"It's a business," Sutton said Monday. "Things happen.
"You've got to roll with the punches, so let's go. I'm more equipped to handle this offence by myself, so get running."
Whitaker, 29, had been the Alouettes starting running back since 2011, leading the CFL that season with 1,381 rushing yards and adding 638 through the air. But he battled injuries the next three seasons, giving backups like Sutton and Brandon Rutley a chance to show what they can do.
In training camp this season, management felt it was time to hand the job to Sutton. Whitaker was no sooner cut on Sunday than he was picked up by the Toronto Argonauts.
"There's an expiration date for everyone," said Montreal coach Tom Higgins. "Whitaker's going to get an opportunity to play and he probably still has game in him, but I think the success of this organization has been understanding when the time is right to give somebody else the reins.

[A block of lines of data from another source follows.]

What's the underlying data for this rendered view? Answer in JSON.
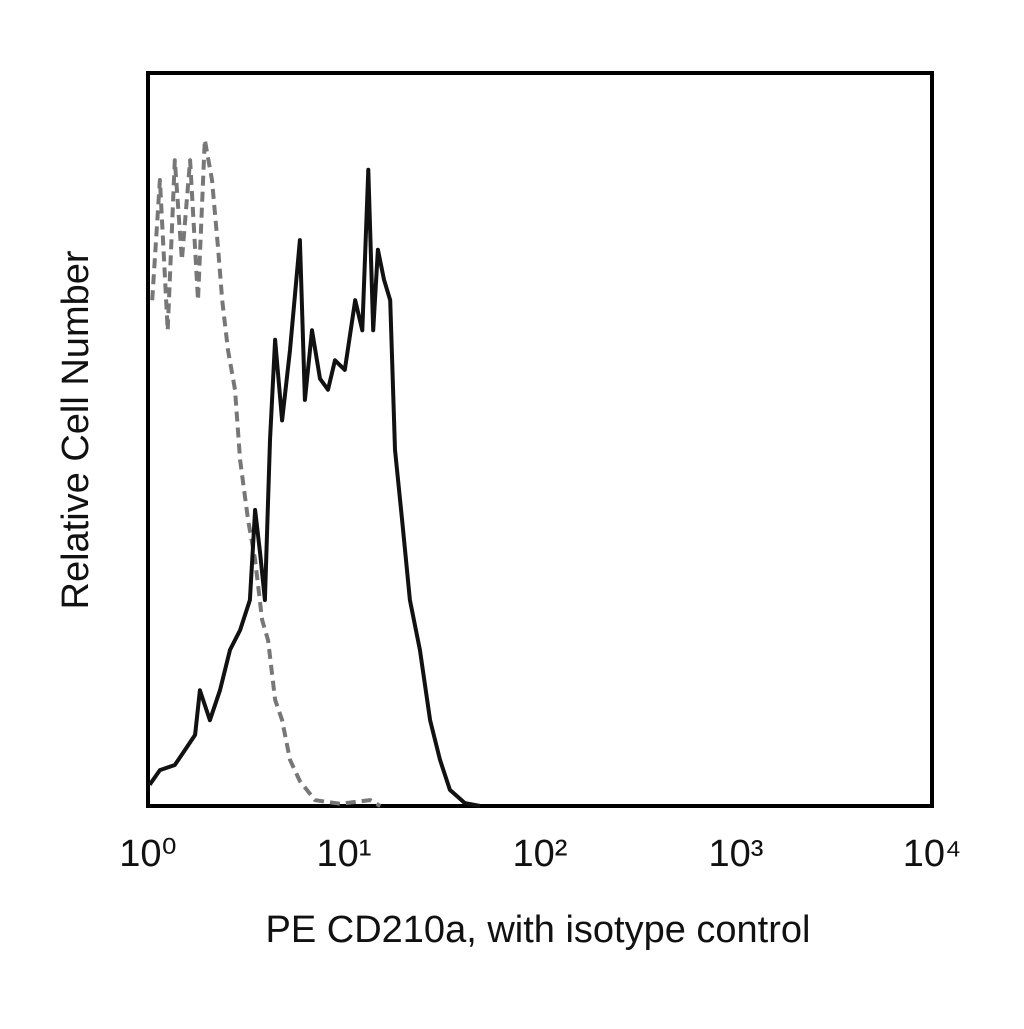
{
  "chart_data": {
    "type": "line",
    "x_label": "PE CD210a, with isotype control",
    "y_label": "Relative Cell Number",
    "xscale": "log",
    "xlim": [
      1,
      10000
    ],
    "xticks": [
      {
        "value": 1,
        "label": "10⁰"
      },
      {
        "value": 10,
        "label": "10¹"
      },
      {
        "value": 100,
        "label": "10²"
      },
      {
        "value": 1000,
        "label": "10³"
      },
      {
        "value": 10000,
        "label": "10⁴"
      }
    ],
    "ylim": [
      0,
      100
    ],
    "series": [
      {
        "name": "CD210a",
        "color": "#111111",
        "dash": false,
        "x": [
          1.02,
          1.15,
          1.37,
          1.54,
          1.74,
          1.84,
          2.07,
          2.33,
          2.62,
          2.95,
          3.31,
          3.52,
          3.73,
          3.95,
          4.19,
          4.45,
          4.83,
          5.3,
          5.96,
          6.32,
          6.87,
          7.54,
          8.29,
          9.0,
          10.1,
          11.4,
          12.4,
          13.3,
          14.1,
          14.9,
          16.0,
          17.2,
          18.2,
          19.8,
          21.7,
          24.4,
          27.5,
          30.9,
          34.7,
          41.4,
          49.4
        ],
        "values": [
          2.9,
          4.9,
          5.6,
          7.6,
          9.7,
          15.8,
          11.7,
          15.8,
          21.3,
          24,
          28.1,
          40.4,
          34.5,
          28.1,
          49.9,
          63.6,
          52.6,
          62.2,
          77.2,
          55.4,
          64.9,
          58.3,
          56.8,
          60.8,
          59.5,
          69,
          64.9,
          86.8,
          64.9,
          75.9,
          71.8,
          69,
          48.6,
          39,
          28.1,
          21.3,
          11.7,
          6.3,
          2.2,
          0.4,
          0
        ]
      },
      {
        "name": "isotype control",
        "color": "#777777",
        "dash": true,
        "x": [
          1.05,
          1.15,
          1.26,
          1.37,
          1.49,
          1.64,
          1.8,
          1.95,
          2.12,
          2.28,
          2.39,
          2.56,
          2.78,
          2.95,
          3.24,
          3.52,
          3.82,
          4.1,
          4.45,
          4.83,
          5.3,
          5.96,
          7.11,
          9.54,
          13.6,
          15.3
        ],
        "values": [
          69,
          85.4,
          64.9,
          88.1,
          74.5,
          88.1,
          69,
          90.9,
          85.4,
          75.9,
          69,
          62.2,
          56.8,
          47.2,
          39,
          33.6,
          25.4,
          22.6,
          14.5,
          11.7,
          6.3,
          3.4,
          0.8,
          0.3,
          0.8,
          0
        ]
      }
    ]
  }
}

"B-Whit came in and competed, but the timing is that it's Sutton's turn to be the No. 1 guy."
Whitaker was a smaller, speedier back who could make tacklers miss and also battle for extra yards against bigger linemen when he was caught. But there was concern that, although he led the team with 764 yards in 13 games last season, his run of injuries had taken a toll.
The Alouettes like Sutton's versatility. He's a punishing "north-south" runner, but can also catch balls out of the backfield and return kicks. He's also a strong blocker.
The 28-year-old Sutton joined the Alouettes in 2013 and had his big moment in a playoff game against Hamilton, when he rushed for 142 yards on 21 carries in a losing cause.
Asked what he brings to the offence, Sutton said: "A fierce tenacity, a mean mentality. I don't get out of the way of anybody."
Sutton started last season on the six-game inured list, but returned to rush for 500 yards on 96 carries in 10 games. He then suffered a foot injury and missed the playoffs, but was given a three-year contract extension in the off-season.
General manager Jim Popp said that once it was decided to have two import running backs, the combination of Sutton and Rutley fit best with the team's offence and with the salary cap.
"It was just a overall assessment of where things are today," Popp said. "Brandon's a great running back.
"He can still play in this league for a few years. But the bottom line is you can't keep everybody. You can't afford everybody's contract. You've got to make everything fit in your cap."